The Rail Freight Group chairman and Labour peer said the DfT was right to have cancelled the HS1-2 link in the HS2 Bill on the recommendation of new chairman Sir David Higgins. But he said plans to get the Commons to prevent the HS2 select committee from discussing any future alternative link are “entirely wrong”.
He said: “There clearly needs to be some rethinking of the route and purpose of the HS1-2 link, and the extent to which it should take regional trains. But without even petitions and a debate in the select committee about passive provision for such a link at or near Old Oak Common (OOC), it looks as if HS2 passengers wanting to go to Paris will still be trudging along Euston road to St Pancras for the next 50 years.”
He said that while it is “reasonable” to avoid pointless discussion of the now cancelled link, preventing petitions and select committee discussion on alternatives – or passive provision for them – means there will be no chance in the future of connecting HS2 at its main interchange station at OOC to any other station in London or to HS1.This is because HS2 has stated that all tunnelling from OOC eastwards must start from there because there is nowhere suitable to erect a tunnel boring machine (TBM) near Euston or beyond.
“Since the TBMs must be erected on what is to be the future station platform area at OOC, any tunnelling works clearly must be completed before the station is fitted out and trains can operate from there up HS2 and to Euston,” said the peer, who also sits on RTM’s editorial board.
Lord Berkeleysaidthat if there is ever to be a link to join HS2 up with HS1, either single or double track, this will also need to be in tunnel, starting from OOC. If there is to be a junction further east in the tunnel from OOC to Euston, then this also needs building before fitting out.
He added that he will be writing to MPs and ministers urging them to amend the instruction from the Commons to the select committee to allow petitions and discussion on alternatives to the now cancelled HS1 link.

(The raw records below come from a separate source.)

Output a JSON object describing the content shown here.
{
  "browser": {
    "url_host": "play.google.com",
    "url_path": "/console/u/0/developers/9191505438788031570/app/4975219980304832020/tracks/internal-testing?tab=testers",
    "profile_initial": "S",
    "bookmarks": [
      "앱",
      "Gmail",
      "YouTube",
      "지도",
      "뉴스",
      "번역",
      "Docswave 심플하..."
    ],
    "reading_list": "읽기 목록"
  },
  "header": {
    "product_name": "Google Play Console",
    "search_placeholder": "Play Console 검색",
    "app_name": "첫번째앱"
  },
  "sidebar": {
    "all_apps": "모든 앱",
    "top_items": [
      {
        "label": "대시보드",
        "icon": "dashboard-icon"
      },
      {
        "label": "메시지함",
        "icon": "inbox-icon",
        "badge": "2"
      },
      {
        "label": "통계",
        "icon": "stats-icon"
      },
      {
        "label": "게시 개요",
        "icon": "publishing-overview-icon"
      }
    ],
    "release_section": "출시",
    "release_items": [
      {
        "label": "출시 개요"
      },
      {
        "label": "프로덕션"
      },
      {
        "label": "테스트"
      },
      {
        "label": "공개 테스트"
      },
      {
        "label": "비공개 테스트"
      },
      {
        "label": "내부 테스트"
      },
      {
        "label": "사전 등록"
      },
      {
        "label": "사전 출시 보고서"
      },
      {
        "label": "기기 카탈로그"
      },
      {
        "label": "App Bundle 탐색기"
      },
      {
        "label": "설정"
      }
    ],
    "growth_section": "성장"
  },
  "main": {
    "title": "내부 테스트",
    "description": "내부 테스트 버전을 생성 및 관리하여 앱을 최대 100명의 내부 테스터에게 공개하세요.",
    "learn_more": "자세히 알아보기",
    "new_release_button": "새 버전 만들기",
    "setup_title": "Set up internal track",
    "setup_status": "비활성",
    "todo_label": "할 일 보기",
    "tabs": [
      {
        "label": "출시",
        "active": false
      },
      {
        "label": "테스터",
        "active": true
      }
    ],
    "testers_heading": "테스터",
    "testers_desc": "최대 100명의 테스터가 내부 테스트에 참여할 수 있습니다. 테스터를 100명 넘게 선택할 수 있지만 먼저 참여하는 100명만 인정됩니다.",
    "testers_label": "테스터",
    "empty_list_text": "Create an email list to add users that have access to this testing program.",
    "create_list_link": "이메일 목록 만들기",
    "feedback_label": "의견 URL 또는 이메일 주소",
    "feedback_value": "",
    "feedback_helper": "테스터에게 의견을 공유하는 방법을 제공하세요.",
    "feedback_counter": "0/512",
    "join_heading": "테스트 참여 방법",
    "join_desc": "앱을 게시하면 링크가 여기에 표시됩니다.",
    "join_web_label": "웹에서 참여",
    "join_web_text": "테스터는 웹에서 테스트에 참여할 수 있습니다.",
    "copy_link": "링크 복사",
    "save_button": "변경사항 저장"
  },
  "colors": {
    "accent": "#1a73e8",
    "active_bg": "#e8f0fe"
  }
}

Currently, there are many options for the route of a HS1-HS2 link, including directly to Stratford with or without central London station(s), the Euston Cross proposal promoted by Lords Bradshaw and Berkeley which could provide such a link if the HS2 tunnels to Euston are moved to join the west Coast Main Line in the Queens Park area, but for good passenger interchange, a link to HS1 serving OOC has been “highly” recommended.